# wolf creature progress



## THeme ssaGE (Jul 16, 2006)

Heres a wolf creature I'm working on. I bought the fur for under 10 bucks or something at a fabric store. Hah its funny...the sweet old ladys in there are like "soooo, um, what are you making?" And of course I say "oh, Im making a prop....a wolf prop." Something deep inside me just wants to mess around and be like "oh its for sexual purposes", or like "Oh, Im making a fur coat for myself."

Anyways, here he is so far, or she I guess-no real gender to any of my props










i fixed the pvc figure to this retired ramp I have. It was a good ramp but has become a little too rickety for the show.

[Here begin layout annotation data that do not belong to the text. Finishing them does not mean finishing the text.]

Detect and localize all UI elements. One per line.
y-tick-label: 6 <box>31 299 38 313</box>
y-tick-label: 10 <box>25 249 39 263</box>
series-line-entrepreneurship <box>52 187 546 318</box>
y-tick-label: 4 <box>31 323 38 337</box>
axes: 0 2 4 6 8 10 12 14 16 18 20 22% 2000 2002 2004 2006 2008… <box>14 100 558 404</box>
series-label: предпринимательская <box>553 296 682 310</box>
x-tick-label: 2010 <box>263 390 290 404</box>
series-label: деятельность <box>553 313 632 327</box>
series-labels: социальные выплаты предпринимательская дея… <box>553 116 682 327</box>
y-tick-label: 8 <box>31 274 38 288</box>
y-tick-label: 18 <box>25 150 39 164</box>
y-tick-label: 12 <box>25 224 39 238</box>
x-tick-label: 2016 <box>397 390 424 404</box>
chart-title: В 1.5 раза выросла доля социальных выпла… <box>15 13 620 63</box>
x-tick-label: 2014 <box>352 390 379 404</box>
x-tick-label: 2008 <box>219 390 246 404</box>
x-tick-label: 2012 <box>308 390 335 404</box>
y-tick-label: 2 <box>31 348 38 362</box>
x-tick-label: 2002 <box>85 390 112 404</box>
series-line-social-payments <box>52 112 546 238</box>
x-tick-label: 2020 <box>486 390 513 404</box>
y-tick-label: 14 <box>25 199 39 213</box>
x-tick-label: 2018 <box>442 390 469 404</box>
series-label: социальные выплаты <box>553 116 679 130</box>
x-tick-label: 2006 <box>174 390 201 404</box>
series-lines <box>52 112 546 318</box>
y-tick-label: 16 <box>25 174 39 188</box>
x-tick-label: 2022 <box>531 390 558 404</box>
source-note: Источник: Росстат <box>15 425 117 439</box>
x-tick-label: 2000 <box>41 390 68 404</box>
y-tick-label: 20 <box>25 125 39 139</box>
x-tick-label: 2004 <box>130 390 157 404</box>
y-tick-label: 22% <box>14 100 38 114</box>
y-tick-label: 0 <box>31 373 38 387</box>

Starting to glue the fur onto chicken wire body


----------



## Ugly Joe (Jul 13, 2006)

Hey!! That looks pretty damn cool...

I've never really considered fur for an outside prop...are you going to keep it inside most of the time?


----------



## ScareFX (Aug 18, 2004)

I like it! Keep the pics coming.


----------



## grapegrl (Jan 3, 2006)

Awesome pose...can't wait to see the finished product!


----------



## THeme ssaGE (Jul 16, 2006)

Ya it will be probably be inside. I dont see why it wouldnt hold up outside though. Yesterday morning it got wet from the sprinklers but was fine. Thanks for the encouragement...its motivating.


----------



## Front Yard Fright (Dec 23, 2005)

that is really neat!
i wish i was good at making body figures, i made a frame for my monster mud guy and it looked horrible!
i've tore the damn thing apart 2 times already!
maybe i'll use pvc pipe next time i decide to make him.
ANYWAYS, great work.
what are you going to use for a head?
are you going to make one?


----------



## turtle2778 (Jul 9, 2006)

WOW, you do an excellent job with the frames and chicken wire. keep up the good work.


----------



## otherworldly (Jul 25, 2006)

That's looking great! I plan a werewolf at some point myself - will watch your progress with interest!


----------



## DeathTouch (Sep 6, 2005)

Love it!


----------



## THeme ssaGE (Jul 16, 2006)

You know what ya I dont know what else to do to this hair ball. I tried putting some ears on him but...eh didnt look that great. I started making the head by attatching a chicken wire head form to the pvc neck with a zip tie. Then I used fur here and there on the head. I used zip ties to fix the zip ties to the pvc rists. Lastly I touched up the face with some paint. Any suggestions how to make him better? Thanks for the comments. GrimVisions website and how to's really helped me in making forms with pvc/chicken wire/wood...So thanks to him.


----------



## Torgen (May 25, 2006)

He looks like a wood creature, a Sasquatch or something! Very cool! If you want him to look more werewolf-ish, he needs a snout. I kinda like him this way more, though. He's original.


----------



## THeme ssaGE (Jul 16, 2006)

thanks Torgen....I like him fine too...I'd set him out if it were showtime and feel good about it. I didnt have any plans on him being a werewolf ....just some kind of hairy wolf creature...I know I could probably mess with him more and play perfectionist but nah...I think I'll move on to other projects.


----------



## Vlad (Aug 2, 2005)

I think he's more or less a finished product also, and a damned nice one to. 100% original. Great work!


----------